Fiona Ma: She says she’ll be a proactive fiscal watchdog knowing that a recession could be around the corner. Ma says she’ll look to use state bonds to fund worthwhile projects and would like to pre-fund pension liabilities while the economy is strong. She would also like to address tax volatility by generating new revenue. “I think the the system is too heavily weighted on high net-worth individuals wealth like capital gains bonuses, stock options and that's what happened in 2008.” Ma would like to generate more money from commercial businesses through property taxes–as long as there is an exemption for small businesses, many of them that operate in strip malls. “One idea that is getting a lot of news now and probably beyond the 2020 election is this split roll.

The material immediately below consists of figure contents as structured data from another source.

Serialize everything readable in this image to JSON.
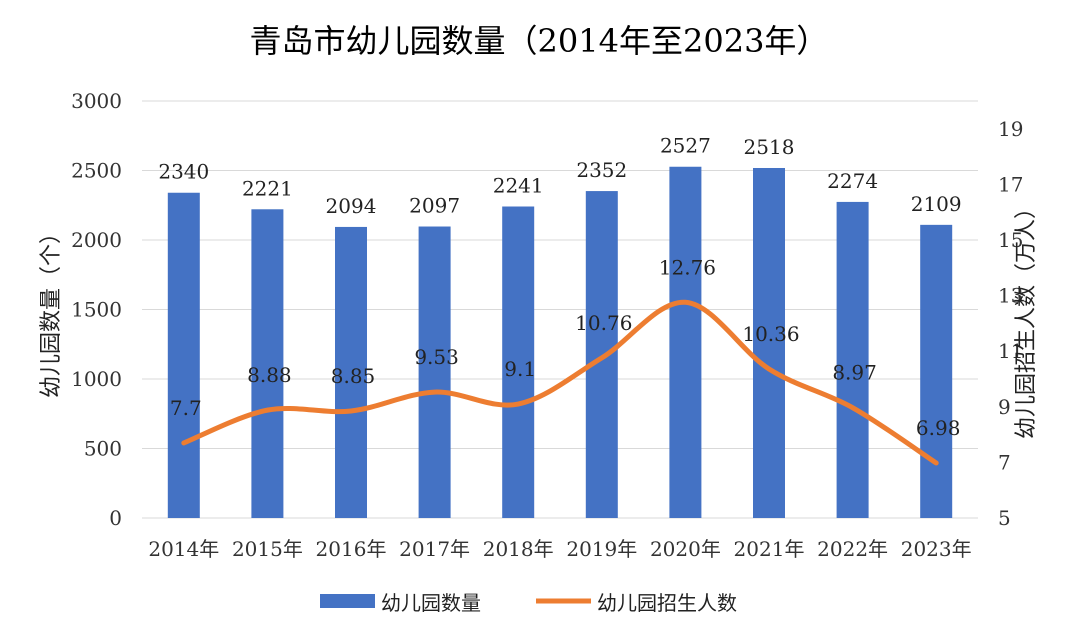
{
  "chart_data": {
    "type": "bar+line",
    "title": "青岛市幼儿园数量（2014年至2023年）",
    "categories": [
      "2014年",
      "2015年",
      "2016年",
      "2017年",
      "2018年",
      "2019年",
      "2020年",
      "2021年",
      "2022年",
      "2023年"
    ],
    "series": [
      {
        "name": "幼儿园数量",
        "type": "bar",
        "axis": "left",
        "color": "#4472C4",
        "values": [
          2340,
          2221,
          2094,
          2097,
          2241,
          2352,
          2527,
          2518,
          2274,
          2109
        ],
        "labels": [
          "2340",
          "2221",
          "2094",
          "2097",
          "2241",
          "2352",
          "2527",
          "2518",
          "2274",
          "2109"
        ]
      },
      {
        "name": "幼儿园招生人数",
        "type": "line",
        "axis": "right",
        "color": "#ED7D31",
        "smooth": true,
        "values": [
          7.7,
          8.88,
          8.85,
          9.53,
          9.1,
          10.76,
          12.76,
          10.36,
          8.97,
          6.98
        ],
        "labels": [
          "7.7",
          "8.88",
          "8.85",
          "9.53",
          "9.1",
          "10.76",
          "12.76",
          "10.36",
          "8.97",
          "6.98"
        ]
      }
    ],
    "ylabel": "幼儿园数量（个）",
    "y2label": "幼儿园招生人数（万人）",
    "ylim": [
      0,
      3000
    ],
    "yticks": [
      "0",
      "500",
      "1000",
      "1500",
      "2000",
      "2500",
      "3000"
    ],
    "y2lim": [
      5,
      20
    ],
    "y2ticks": [
      "5",
      "7",
      "9",
      "11",
      "13",
      "15",
      "17",
      "19"
    ],
    "grid": true,
    "legend": "bottom"
  }
}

I think if it is clearly a split roll in terms of taxing the high-rise buildings, I think that is something I would definitely support.”

What would you do to address pension liabilities?

Greg Conlon: “My solution for the pensions is to do a new pension plan—a defined contribution rather than a defined benefit plan. You know virtually every major corporation in California has a 401(k) now and this state just needs to do the same thing for the new employees going forward.”
Fiona Ma: “I think we have made a commitment and that is something that we should stick to. My mother was a public school teacher for 19 years and I know she just recently passed away but she depended on her pension and her Social Security and when you get older there's not many options for you to go out and work, right? We don't want folks to be driving an Uber, you know? They should be able to retire in dignity and respect and so I do not believe in changing those rules.”